The money goes to the Eagle Valley Humane Society, Lucky Day Rescue of Aspen or some of the other organizations they work with across the country.
Grant keeps none of the money. The Eagle Valley Humane Society received $24,500 in 2012. This year they’ve already generated donations totaling $10,000, Grant said. They’re up to $85,000 for Lucky Day Rescue in Aspen.
All dogs welcome
There’s a new sponsor program that enables a donor to have their dog, along with four dogs living in a rescue or shelter, photographed and featured. That’s a donation of $25,000.
“Even though most of the dogs featured in the ‘Rover’ books once lived in a rescue or shelter, please know we welcome all dogs, including purebreds, in the book,” Grant said.
You can buy “Rover” books at Gorsuch stores in Vail and Aspen.
“They’ve helped us raise a tremendous amount of money for rescues in Colorado and throughout the country,” Grant said.
And did we mention that every dime goes to the local Eagle Valley Humane Society?
“Rover is a good vehicle to attract brand new donors who’ve never been involved before,” Grant said.
Last year, Grant just showed up at Eagle Valley Humane Society and sat down with director Char Quinn. She’d never heard of anything quite like this, she said, but thinks it’s a great idea. He’s back this year and it’s still a great idea, she said.
FROM Fashion to Fido
Yes, the fashion world is beautiful to look at, but it does involve certain personality types. Digital photography shows everything, perfection and imperfection, and models tend to provide input about their pictures. Lots and lots of input.
“I’ve never had a dog complain about his or her picture. Let’s put it that way,” Grant said.
Grant didn’t always live a dog’s life.
He used to make his living in property management and decided he’d had enough, long before the real estate market crashed. He studied photography at the Brooks Institute and started a commercial photography business.
He was shooting an ad campaign and catalog for Chef Works in a friend’s Southern California store. She has five show kitchens, so it was like shooting in five different homes, Grant said.
She also has two French bulldogs, and they kept walking through the sets. He couldn’t very well shoo them away because they’re her dogs and it’s her store. So he photographed them.

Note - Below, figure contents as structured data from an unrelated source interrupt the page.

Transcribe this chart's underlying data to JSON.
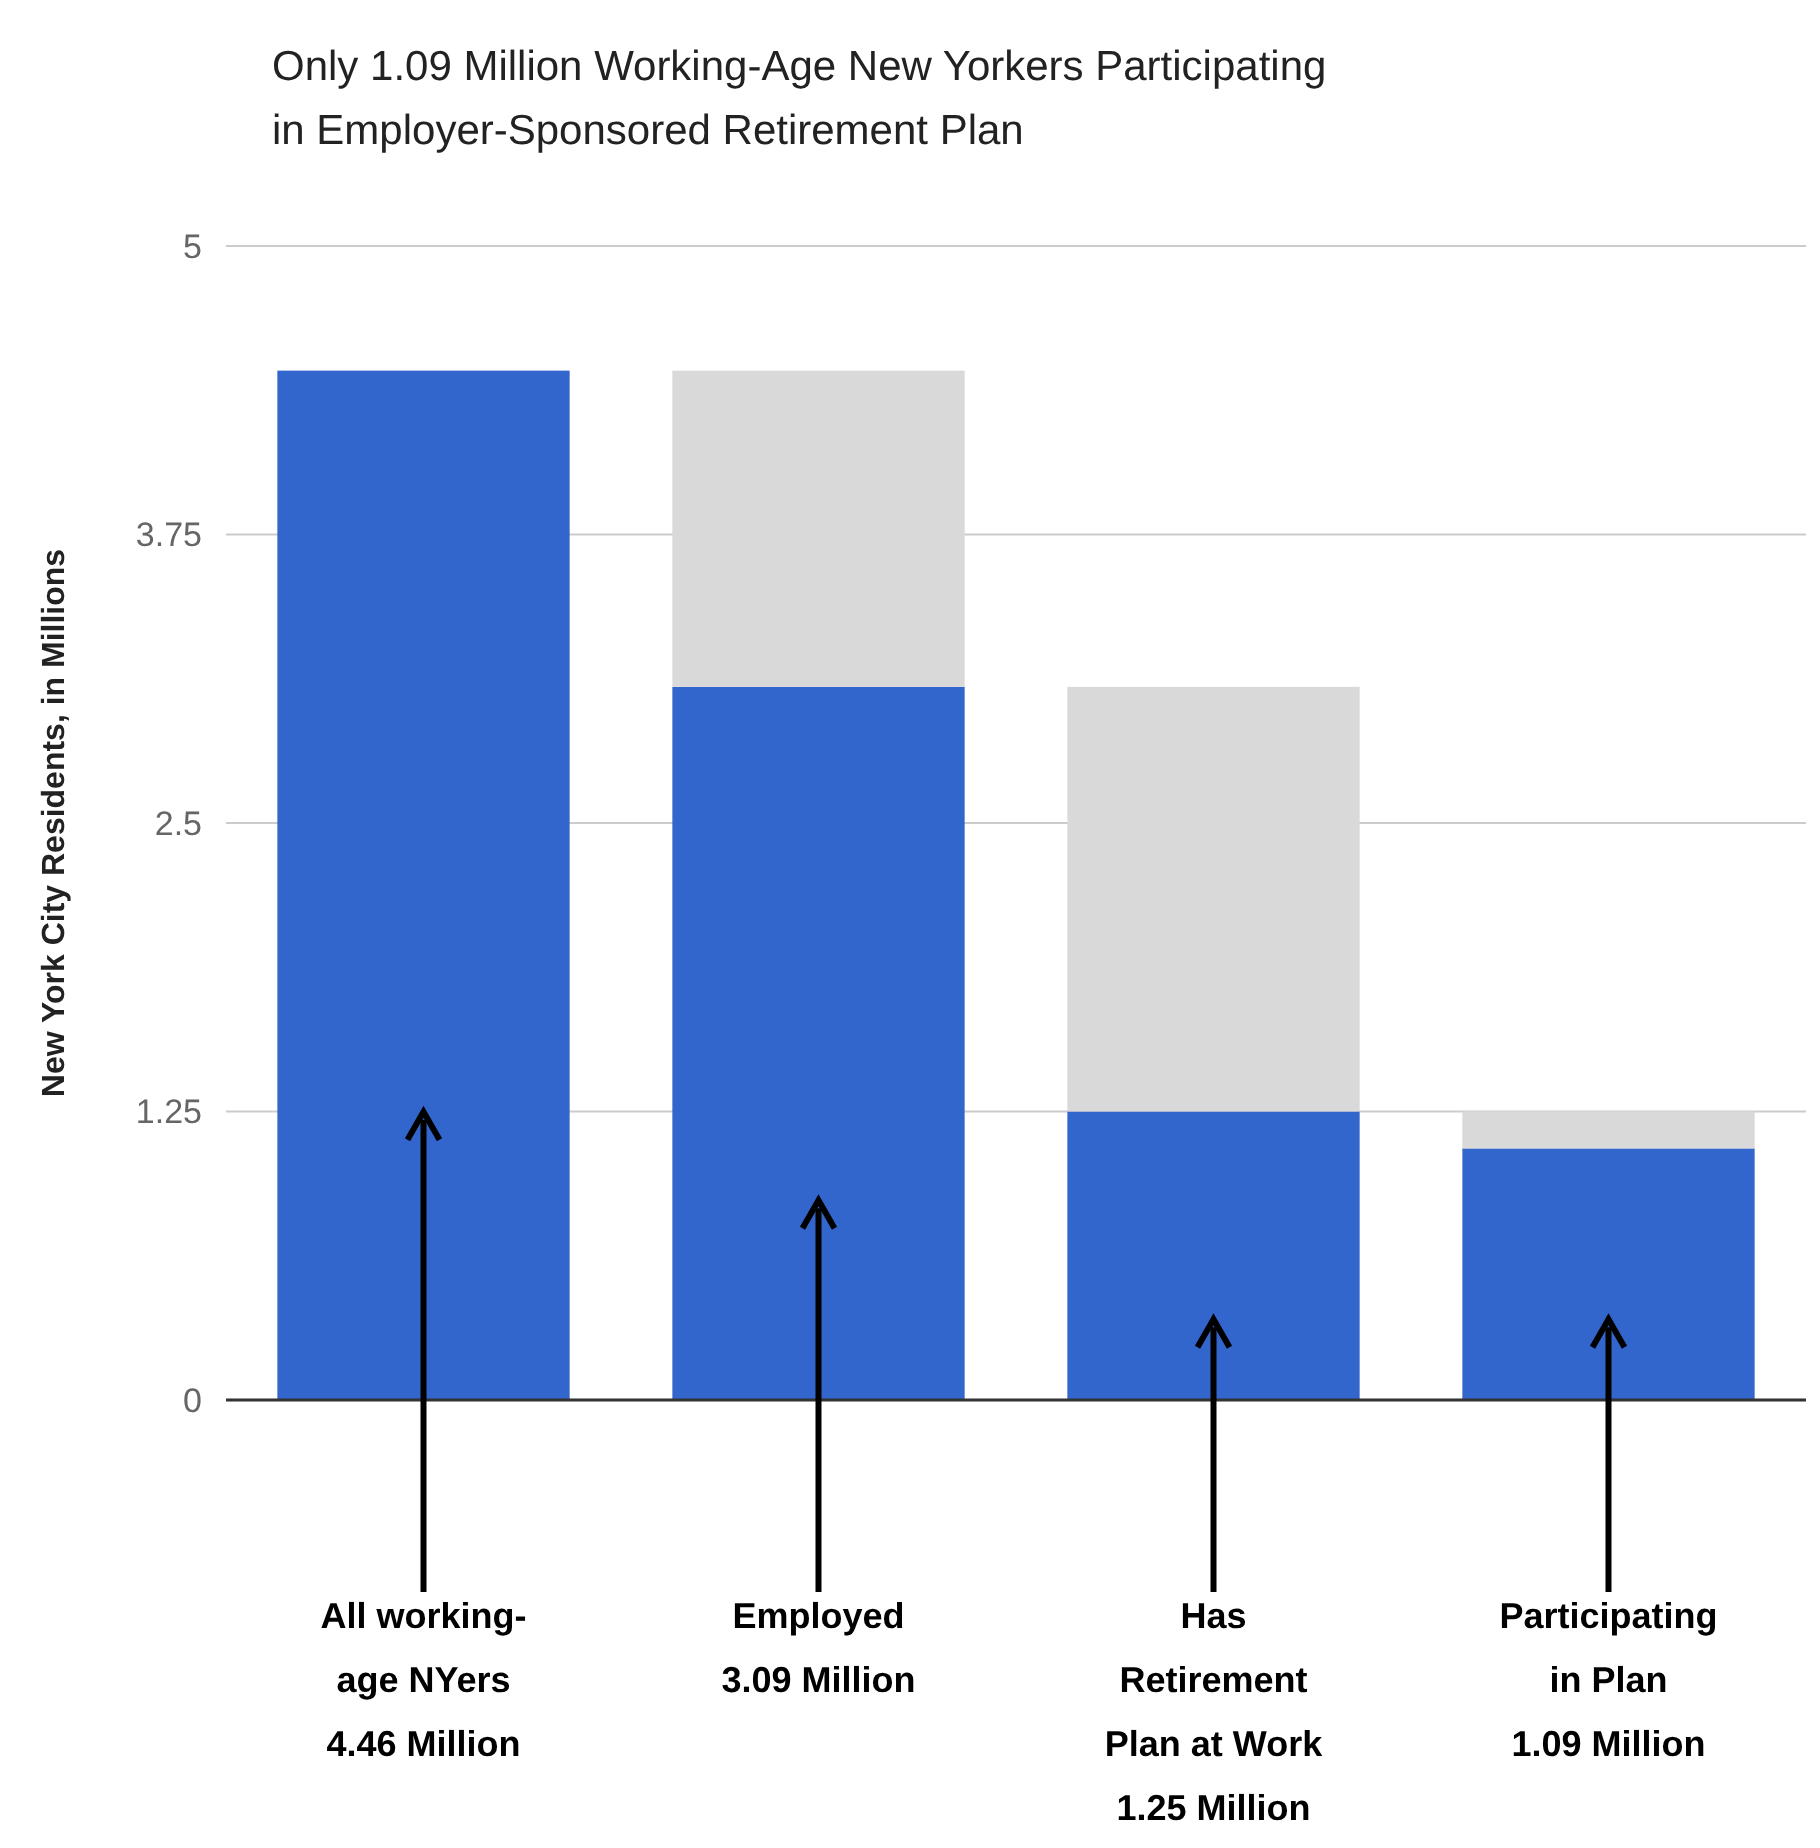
{
  "chart_data": {
    "type": "bar",
    "title": "Only 1.09 Million Working-Age New Yorkers Participating\nin Employer-Sponsored Retirement Plan",
    "ylabel": "New York City Residents, in Millions",
    "categories": [
      "All working-\nage NYers\n4.46 Million",
      "Employed\n3.09 Million",
      "Has\nRetirement\nPlan at Work\n1.25 Million",
      "Participating\nin Plan\n1.09 Million"
    ],
    "stacked": true,
    "series": [
      {
        "color": "#3366cc",
        "values": [
          4.46,
          3.09,
          1.25,
          1.09
        ]
      },
      {
        "color": "#d9d9d9",
        "values": [
          0,
          1.37,
          1.84,
          0.16
        ]
      }
    ],
    "ylim": [
      0,
      5
    ],
    "yticks": [
      0,
      1.25,
      2.5,
      3.75,
      5
    ],
    "grid": "y"
  }
}
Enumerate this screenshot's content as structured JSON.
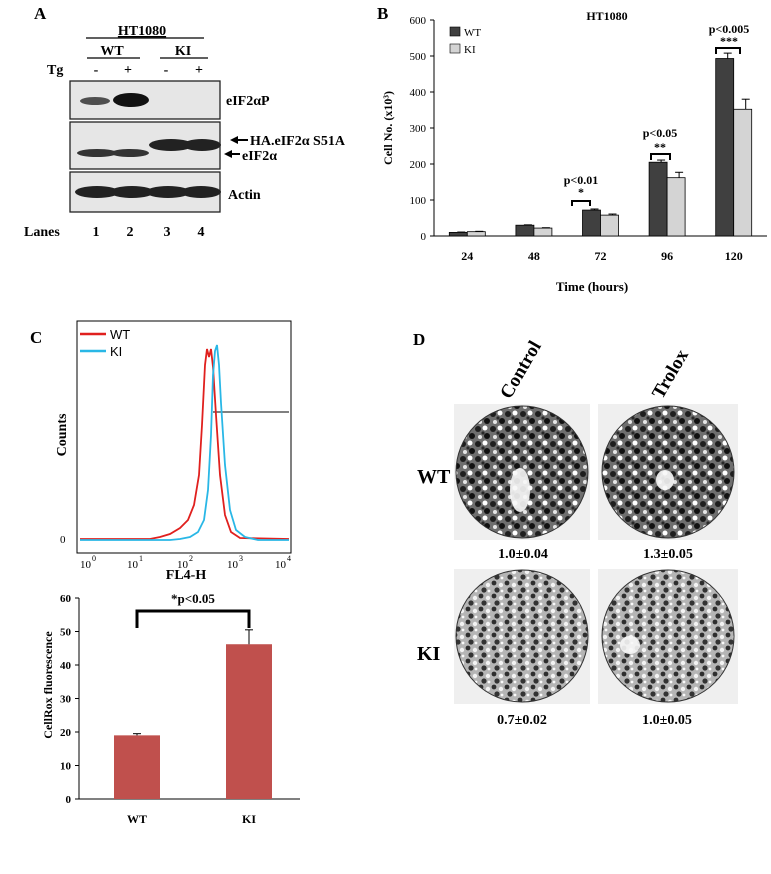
{
  "figure": {
    "panel_a": {
      "letter": "A",
      "cell_line": "HT1080",
      "groups": [
        "WT",
        "KI"
      ],
      "treatment_label": "Tg",
      "treatment_signs": [
        "-",
        "+",
        "-",
        "+"
      ],
      "bands": [
        "eIF2αP",
        "HA.eIF2α S51A",
        "eIF2α",
        "Actin"
      ],
      "lanes_label": "Lanes",
      "lane_numbers": [
        "1",
        "2",
        "3",
        "4"
      ]
    },
    "panel_b": {
      "letter": "B",
      "significance": [
        {
          "p": "p<0.01",
          "stars": "*"
        },
        {
          "p": "p<0.05",
          "stars": "**"
        },
        {
          "p": "p<0.005",
          "stars": "***"
        }
      ]
    },
    "panel_c": {
      "letter": "C",
      "hist_ylabel": "Counts",
      "hist_xlabel": "FL4-H",
      "hist_zero": "0",
      "legend": [
        "WT",
        "KI"
      ],
      "colors": {
        "wt": "#e0201e",
        "ki": "#29b7e6"
      },
      "log_ticks": [
        "10",
        "10",
        "10",
        "10",
        "10"
      ],
      "log_exponents": [
        "0",
        "1",
        "2",
        "3",
        "4"
      ],
      "bar_significance": "*p<0.05"
    },
    "panel_d": {
      "letter": "D",
      "columns": [
        "Control",
        "Trolox"
      ],
      "rows": [
        "WT",
        "KI"
      ],
      "values": [
        [
          "1.0±0.04",
          "1.3±0.05"
        ],
        [
          "0.7±0.02",
          "1.0±0.05"
        ]
      ]
    }
  },
  "chart_data": [
    {
      "type": "bar",
      "title": "HT1080",
      "xlabel": "Time (hours)",
      "ylabel": "Cell No. (x10³)",
      "ylim": [
        0,
        600
      ],
      "yticks": [
        "0",
        "100",
        "200",
        "300",
        "400",
        "500",
        "600"
      ],
      "categories": [
        "24",
        "48",
        "72",
        "96",
        "120"
      ],
      "series": [
        {
          "name": "WT",
          "color": "#404040",
          "values": [
            10,
            30,
            72,
            205,
            493
          ],
          "errors": [
            1,
            1,
            3,
            6,
            15
          ]
        },
        {
          "name": "KI",
          "color": "#d4d4d4",
          "values": [
            12,
            22,
            58,
            162,
            352
          ],
          "errors": [
            1,
            1,
            3,
            15,
            28
          ]
        }
      ]
    },
    {
      "type": "bar",
      "title": "",
      "xlabel": "",
      "ylabel": "CellRox fluorescence",
      "ylim": [
        0,
        60
      ],
      "yticks": [
        "0",
        "10",
        "20",
        "30",
        "40",
        "50",
        "60"
      ],
      "categories": [
        "WT",
        "KI"
      ],
      "color": "#c0504d",
      "values": [
        19,
        46.2
      ],
      "errors": [
        0.5,
        4.3
      ]
    }
  ]
}
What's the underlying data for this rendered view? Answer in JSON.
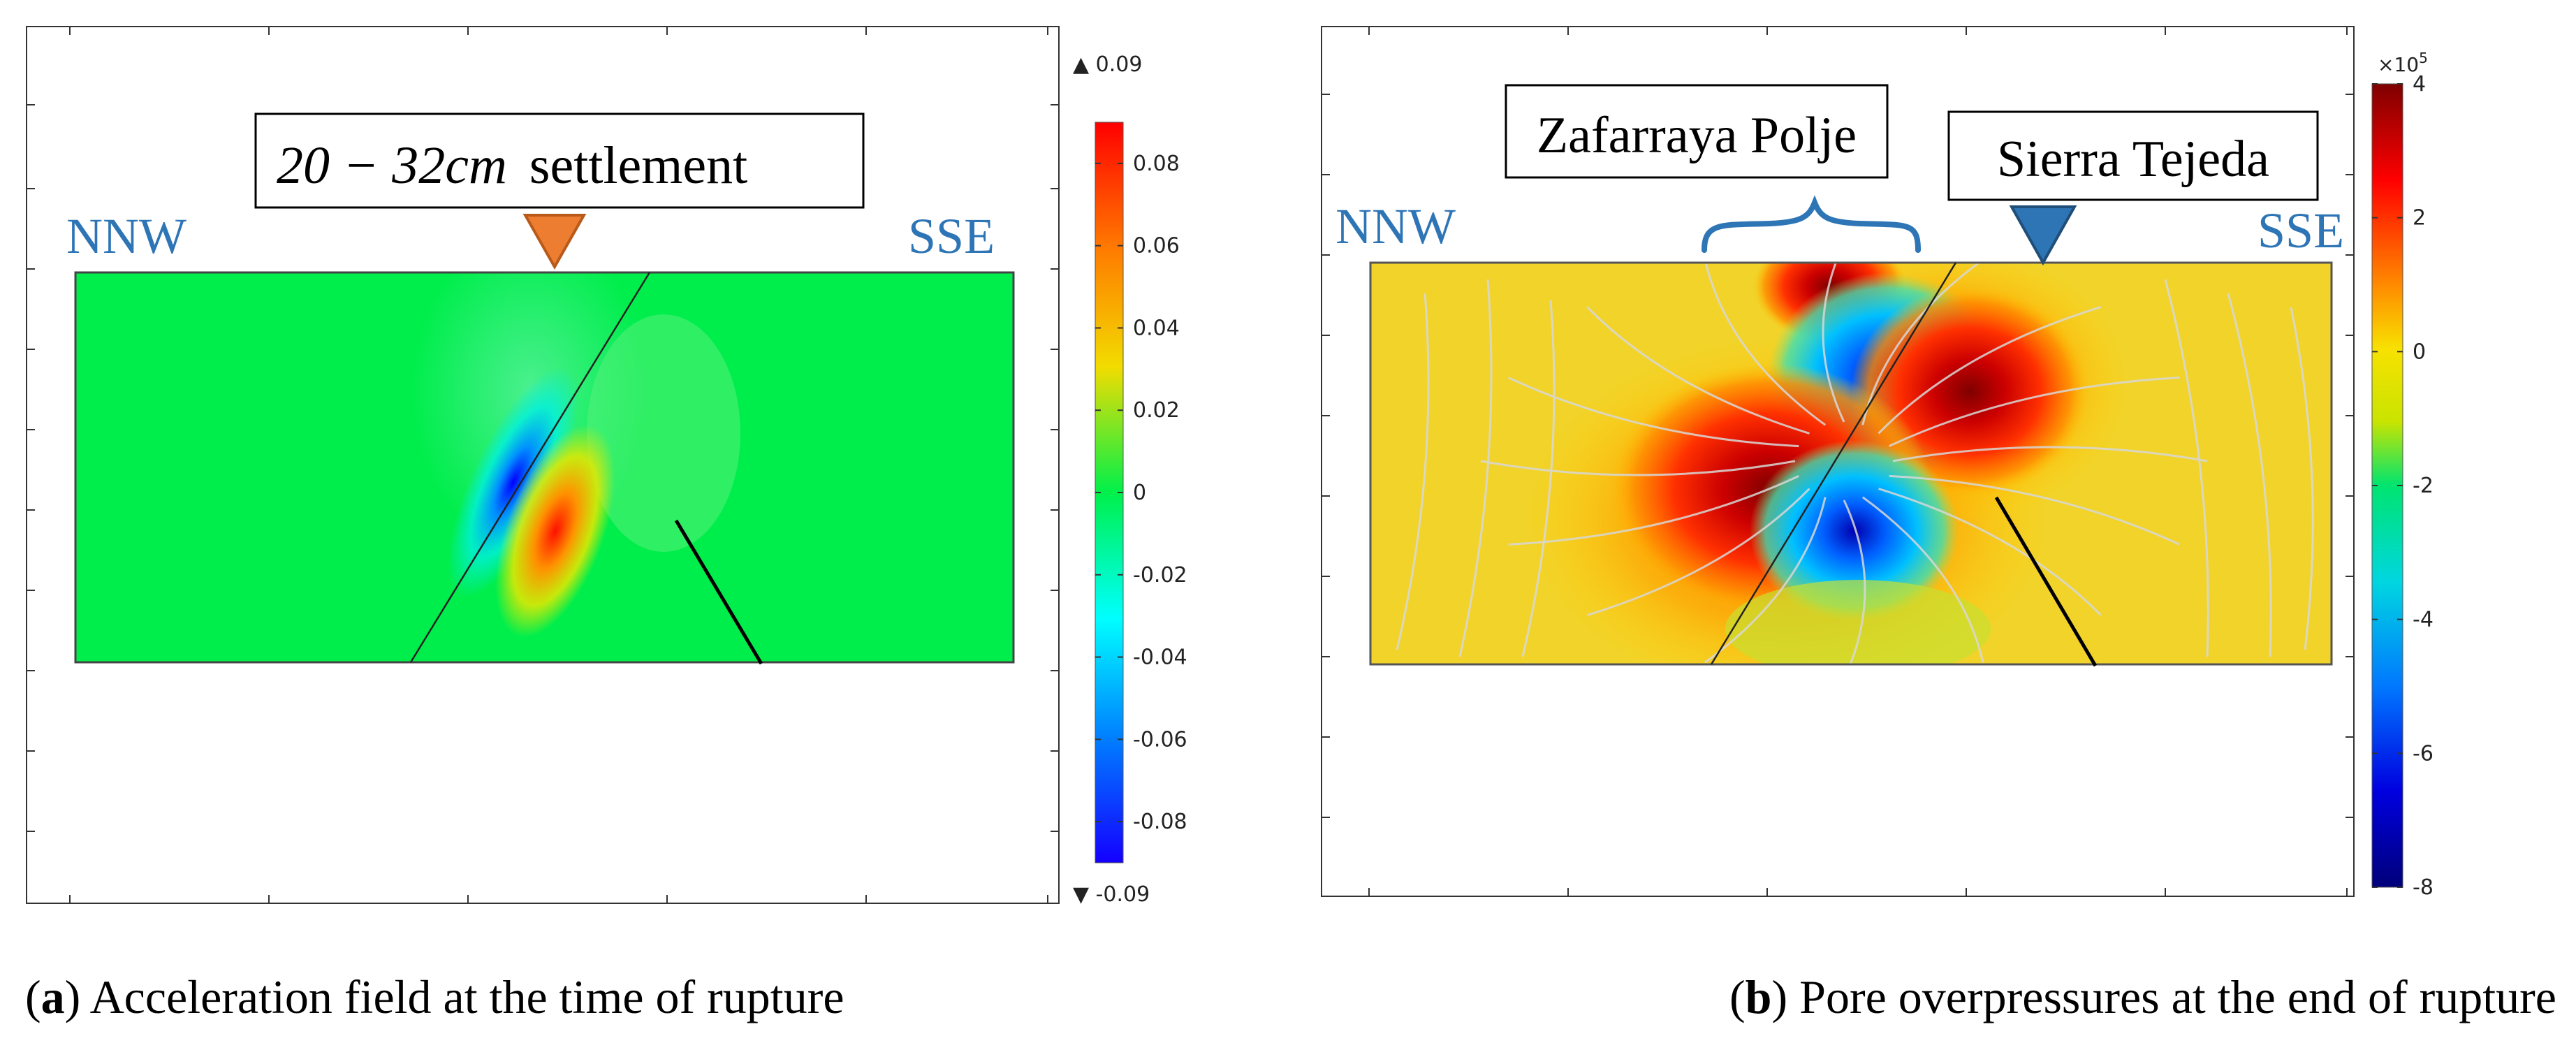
{
  "figure": {
    "caption_a": {
      "letter": "a",
      "text": "Acceleration field at the time of rupture"
    },
    "caption_b": {
      "letter": "b",
      "text": "Pore overpressures at the end of rupture"
    }
  },
  "chart_data": [
    {
      "type": "heatmap",
      "id": "a",
      "title": "Acceleration field at the time of rupture",
      "colormap": "rainbow",
      "colorbar": {
        "min": -0.09,
        "max": 0.09,
        "ticks": [
          0.08,
          0.06,
          0.04,
          0.02,
          0,
          -0.02,
          -0.04,
          -0.06,
          -0.08
        ],
        "tick_labels": [
          "0.08",
          "0.06",
          "0.04",
          "0.02",
          "0",
          "-0.02",
          "-0.04",
          "-0.06",
          "-0.08"
        ],
        "max_label": "▲ 0.09",
        "min_label": "▼ -0.09"
      },
      "labels": {
        "left": "NNW",
        "right": "SSE"
      },
      "annotation": {
        "math": "20 − 32cm",
        "text": "settlement",
        "marker_color": "#ed7d31"
      },
      "background_value": 0,
      "features": [
        "inclined fault with opposite-sign acceleration lobes",
        "secondary fault trace"
      ]
    },
    {
      "type": "heatmap",
      "id": "b",
      "title": "Pore overpressures at the end of rupture",
      "colormap": "jet",
      "colorbar": {
        "min": -8,
        "max": 4,
        "multiplier": "×10",
        "multiplier_exp": "5",
        "ticks": [
          4,
          2,
          0,
          -2,
          -4,
          -6,
          -8
        ],
        "tick_labels": [
          "4",
          "2",
          "0",
          "-2",
          "-4",
          "-6",
          "-8"
        ]
      },
      "labels": {
        "left": "NNW",
        "right": "SSE"
      },
      "annotations": [
        {
          "text": "Zafarraya Polje",
          "marker": "brace"
        },
        {
          "text": "Sierra Tejeda",
          "marker": "triangle",
          "marker_color": "#2e75b6"
        }
      ],
      "background_value": 0,
      "features": [
        "alternating positive/negative pore-pressure lobes along fault",
        "flow streamlines",
        "secondary fault trace"
      ]
    }
  ]
}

He was thinking as he was driving home in Southern California traffic, which gave him lots of time to think.
“I should do a whole book of dogs,” Grant said.
That was Feb. 2008 and a couple weeks later he started on his first dog book.
The economy hit the skids later that year and people were walking away from homes and pets. Local animal shelters were deluged with abandoned pets.
He kicked the project into high gear, and a few months later he was doing press checks at the printing plant.
Two months after that, it was featured on the Ellen DeGeneres Show, Extra and InStyle. Pet advocates Heidi Klum and Ewan McGregor picked up the torch.
He was raising money for a specific shelter when he decided to take his show on the road. Grant lives in San Diego and this road trip will take him to Los Angeles, Santa Barbara, Carmel, Santa Fe, San Diego, Vail, Aspen and other spots.